“The Lion King” was the king of the jungle last week — or at least of the Broadway box office — as the show maintained its hold on the No. 1 slot just before the production claims the title of fifth longest-running show in Main Stem history.
“Lion King” pulled in a whopping $2,219,736 last week, with a bump of some $200,000 attributable to an extra ninth perf. The 15-year-old show is already the highest-grossing Rialto show ever, with a Gotham cume that currently stands at $887.7 million, and on Wednesday will surpass the 6,137 performances of “A Chorus Line” to take over the No. 5 slot on the list of Broadway long-runners.

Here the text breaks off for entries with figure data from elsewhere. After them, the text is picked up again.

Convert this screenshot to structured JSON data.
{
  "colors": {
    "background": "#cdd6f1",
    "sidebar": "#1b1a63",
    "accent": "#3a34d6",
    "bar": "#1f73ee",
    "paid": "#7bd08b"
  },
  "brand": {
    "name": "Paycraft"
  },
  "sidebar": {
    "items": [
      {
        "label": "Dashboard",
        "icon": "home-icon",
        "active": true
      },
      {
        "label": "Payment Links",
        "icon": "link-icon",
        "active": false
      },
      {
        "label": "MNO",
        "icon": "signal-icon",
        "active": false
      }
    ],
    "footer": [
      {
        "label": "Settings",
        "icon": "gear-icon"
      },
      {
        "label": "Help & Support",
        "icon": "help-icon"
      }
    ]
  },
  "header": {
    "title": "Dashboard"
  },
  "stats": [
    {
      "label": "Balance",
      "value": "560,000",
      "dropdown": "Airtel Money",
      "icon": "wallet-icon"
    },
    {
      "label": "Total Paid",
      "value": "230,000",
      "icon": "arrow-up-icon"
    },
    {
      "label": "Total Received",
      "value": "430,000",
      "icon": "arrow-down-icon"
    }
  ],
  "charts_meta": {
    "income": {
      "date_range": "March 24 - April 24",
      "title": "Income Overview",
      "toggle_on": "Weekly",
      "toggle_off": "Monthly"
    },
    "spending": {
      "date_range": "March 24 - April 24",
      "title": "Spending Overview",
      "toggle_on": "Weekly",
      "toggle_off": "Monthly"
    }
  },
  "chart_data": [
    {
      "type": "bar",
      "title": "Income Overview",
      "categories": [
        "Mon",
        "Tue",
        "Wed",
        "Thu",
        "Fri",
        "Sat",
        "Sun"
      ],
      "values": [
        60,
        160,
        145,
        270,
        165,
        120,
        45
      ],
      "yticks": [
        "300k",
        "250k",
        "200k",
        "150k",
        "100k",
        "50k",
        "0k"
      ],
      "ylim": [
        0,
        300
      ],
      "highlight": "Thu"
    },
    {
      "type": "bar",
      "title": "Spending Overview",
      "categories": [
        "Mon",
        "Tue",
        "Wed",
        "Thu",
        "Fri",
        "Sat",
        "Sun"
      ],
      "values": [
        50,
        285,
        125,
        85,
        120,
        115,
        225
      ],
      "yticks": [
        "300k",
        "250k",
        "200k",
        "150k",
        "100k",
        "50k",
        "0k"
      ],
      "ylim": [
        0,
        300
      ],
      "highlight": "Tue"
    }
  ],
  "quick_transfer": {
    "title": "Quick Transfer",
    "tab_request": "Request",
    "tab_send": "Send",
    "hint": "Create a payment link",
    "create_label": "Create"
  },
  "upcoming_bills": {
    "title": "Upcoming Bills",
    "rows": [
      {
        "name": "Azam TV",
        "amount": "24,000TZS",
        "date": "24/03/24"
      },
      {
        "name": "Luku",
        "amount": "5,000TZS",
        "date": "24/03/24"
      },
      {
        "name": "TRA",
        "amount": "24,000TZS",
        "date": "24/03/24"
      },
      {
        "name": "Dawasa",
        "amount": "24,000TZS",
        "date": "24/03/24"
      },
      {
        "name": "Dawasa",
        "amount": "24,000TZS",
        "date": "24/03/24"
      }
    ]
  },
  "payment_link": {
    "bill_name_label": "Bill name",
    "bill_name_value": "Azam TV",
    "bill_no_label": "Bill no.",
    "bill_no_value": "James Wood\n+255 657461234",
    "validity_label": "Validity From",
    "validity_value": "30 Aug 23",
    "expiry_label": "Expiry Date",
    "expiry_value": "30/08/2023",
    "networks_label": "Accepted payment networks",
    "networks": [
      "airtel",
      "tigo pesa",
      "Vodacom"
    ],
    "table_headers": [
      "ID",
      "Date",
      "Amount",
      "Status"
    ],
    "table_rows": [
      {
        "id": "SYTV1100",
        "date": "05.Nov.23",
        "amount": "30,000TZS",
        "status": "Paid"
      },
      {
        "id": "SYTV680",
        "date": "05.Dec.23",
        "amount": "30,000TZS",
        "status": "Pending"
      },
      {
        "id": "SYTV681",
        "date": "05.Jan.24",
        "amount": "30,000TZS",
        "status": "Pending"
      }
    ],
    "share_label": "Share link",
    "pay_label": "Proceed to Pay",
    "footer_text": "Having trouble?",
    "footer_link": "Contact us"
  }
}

“Wicked” ($2,147,461) also played an additional ninth perf last week and had a gain of $130,000 to show for it. It’s the second time this summer both shows have skedded an extra performance to take advantage of heightened demand among warm-weather tourists. The add-a-show tactic has long been common over the Thanksgiving and Christmas frames, but this is the first year that it’s becoming commonplace for summer weeks.
Most of the shows on the boards gained momentum last week, although you might not know it from a cume that was down by around $1.5 million. The drop is due to the absence of three shows that closed the previous sesh — “Harvey,” “Memphis” and “Fela!” — not to mention the scheduled weeklong absence of Ricky Martin from “Evita” ($737,920), which sent sales plummeting $280,000. (It’s worth noting, however, that more people saw “Evita” last week than the previous frame; they just paid less, on average, to do it.)
In general, however, most productions improved at the B.O., with the most notable upticks seen at shows including “Sister Act” (up 13% to $818,454) and “Ghost” (up 16% to $581,473), both closing later this month. Recent opener “Bring It On” ($472,810) climbed by 22% following the prior frame, when sales were dampened by a comp-heavy sked that included press perfs and opening night.
The second and final week of “Mike Tyson: Undisputed Truth” ($580,122 for six perfs) wasn’t quite as strong as it was in its first sesh. But even though fewer people saw the show, they were still willing to pay an average of $145 per ticket.
Overall Broadway sales, on the other hand, dropped by $1.7 million to $21.8 million for 25 shows on the boards. Attendance slid by about 20,000 to 218,168, or 83% of total capacity.